Which method should you use to establish pricing — cost-plus or value-based? You should consider both. First calculate the cost-plus price. This is the minimum price that you can afford to charge. Then determine the value-based price. If the value-based price is higher, the decision is easy. Use the value-based price. If the cost-plus price is higher, you have a problem. The market will not bear what you need to charge. You can address this one of two ways.

  1. Find a way to lower costs and/or increase the value of the product/service package.
  2. Discard the product/service package and look for a better opportunity.

If the value-based pricing model yields a price that is higher than the cost-plus calculation, you may have thoughts like this, “I’ll provide more value than the competition and charge a lower price. That will really be attractive to customers and generate a lot more sales.” That is a good theory, but in practice it does not work that way. The screwdriver pricing scenario in the hardware store demonstrates our tendency to believe in the value that the price indicates. When you set a price that is out of line with the actual value, you are giving the customer misinformation; it is a disservice to them and to you. People are willing to pay for the things they want, and they usually believe the common statement, “You get what you pay for.”

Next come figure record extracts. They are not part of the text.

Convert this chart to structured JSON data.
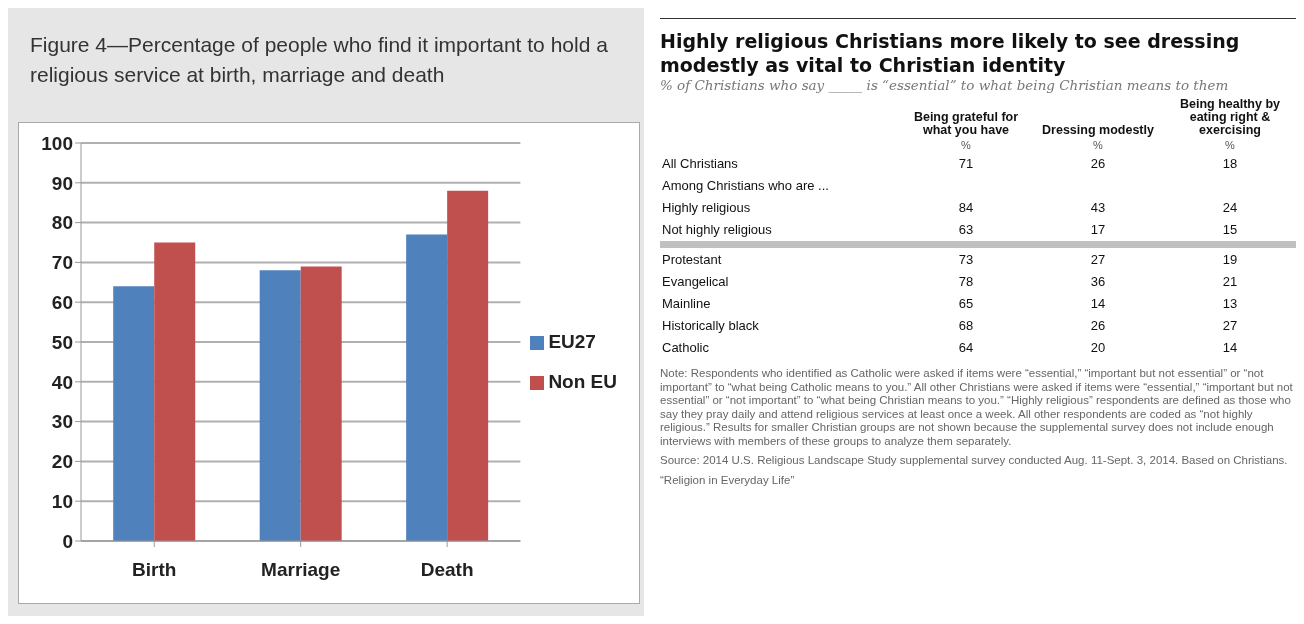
{
  "chart_data": [
    {
      "type": "bar",
      "title": "Figure 4—Percentage of people who find it important to hold a religious service at birth, marriage and death",
      "categories": [
        "Birth",
        "Marriage",
        "Death"
      ],
      "series": [
        {
          "name": "EU27",
          "color": "#4f81bd",
          "values": [
            64,
            68,
            77
          ]
        },
        {
          "name": "Non EU",
          "color": "#c0504d",
          "values": [
            75,
            69,
            88
          ]
        }
      ],
      "ylim": [
        0,
        100
      ],
      "yticks": [
        0,
        10,
        20,
        30,
        40,
        50,
        60,
        70,
        80,
        90,
        100
      ],
      "grid": "y",
      "legend": "right"
    },
    {
      "type": "heatmap",
      "title": "Highly religious Christians more likely to see dressing modestly as vital to Christian identity",
      "subtitle": "% of Christians who say _____ is “essential” to what being Christian means to them",
      "categories": [
        "Being grateful for what you have",
        "Dressing modestly",
        "Being healthy by eating right & exercising"
      ],
      "data_labels": true,
      "y_categories": [
        "All Christians",
        "Among Christians who are ...",
        "Highly religious",
        "Not highly religious",
        "Protestant",
        "Evangelical",
        "Mainline",
        "Historically black",
        "Catholic"
      ],
      "cells": [
        [
          71,
          26,
          18
        ],
        [
          null,
          null,
          null
        ],
        [
          84,
          43,
          24
        ],
        [
          63,
          17,
          15
        ],
        [
          73,
          27,
          19
        ],
        [
          78,
          36,
          21
        ],
        [
          65,
          14,
          13
        ],
        [
          68,
          26,
          27
        ],
        [
          64,
          20,
          14
        ]
      ],
      "annotations": [
        "%",
        "%",
        "%",
        "Note: Respondents who identified as Catholic were asked if items were “essential,” “important but not essential” or “not important” to “what being Catholic means to you.” All other Christians were asked if items were “essential,” “important but not essential” or “not important” to “what being Christian means to you.” “Highly religious” respondents are defined as those who say they pray daily and attend religious services at least once a week. All other respondents are coded as “not highly religious.” Results for smaller Christian groups are not shown because the supplemental survey does not include enough interviews with members of these groups to analyze them separately.",
        "Source: 2014 U.S. Religious Landscape Study supplemental survey conducted Aug. 11-Sept. 3, 2014. Based on Christians.",
        "“Religion in Everyday Life”"
      ]
    }
  ]
}
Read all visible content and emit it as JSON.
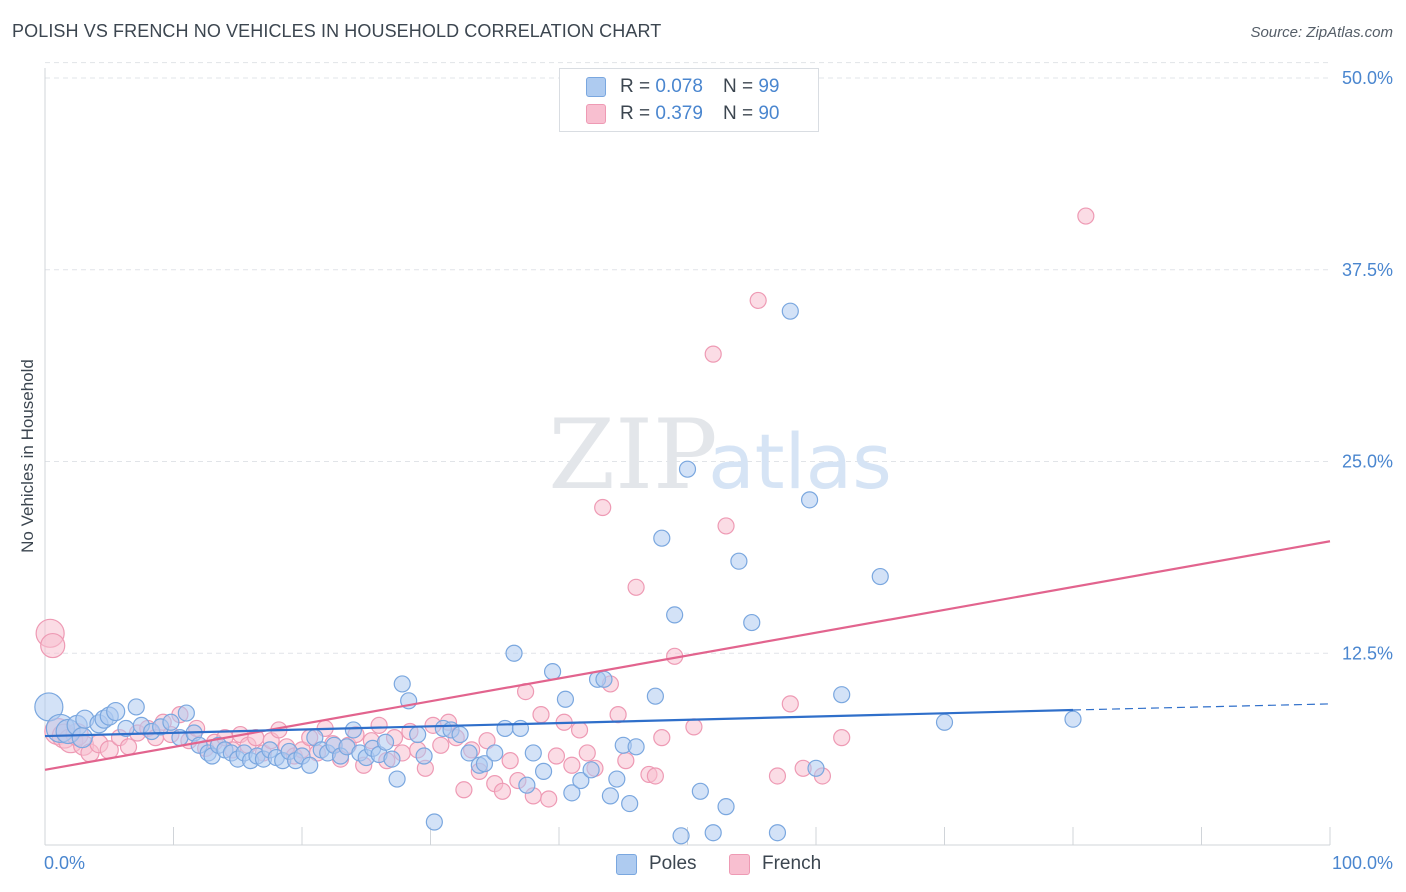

The best practice is to be realistic with the value of your offering and charge accordingly. Sell more by setting your pricing correctly. Price is the single largest indicator of value.

Does this work in the real world?

When John and David Martin moved to a new settlement, they left behind a successful furniture-manufacturing and retail business. Their business experience and knowledge of woodworking had come along with them, and they decided to use it to build another business after the same model in their new community. Judging by the general surroundings, there seemed to be plenty of money around for high-quality wood furniture. John and David got their business off to a fair start and reached a moderate level of profitability, but it seemed to them that they were missing too many potential sales.

Many folks came into the showroom. They toured the showroom with interest — rubbing their palms across the furniture tops; gazing admiringly at the styling; and asking questions about the quality of the materials, building techniques, and production time. Then, after looking again at the price, they would slowly walk out — still looking around the showroom with pondering interest.

John and David wondered, “What is going on in these people’s minds?” They began asking questions. Soon they learned that many of their prospects were comparing their product with a high-priced national brand which had a longstanding reputation for high-quality furniture. Their prices were not anywhere close to the prices of the national brand. John and David understood something about the way pricing communicates value. They took a brave step. They raised their prices 30-40%. What do you think happened? Did higher prices send more people out the door without buying? No! They sold more pieces of furniture! Now customers could believe that they would get the quality of furniture they were looking for. At the lower pricing level, many people walked away because they “knew” that they could not buy the quality they wanted for such a low price.

Remember, price is the single largest indicator of value. So get out your calendar and schedule a time to evaluate your pricing with a value-based pricing model.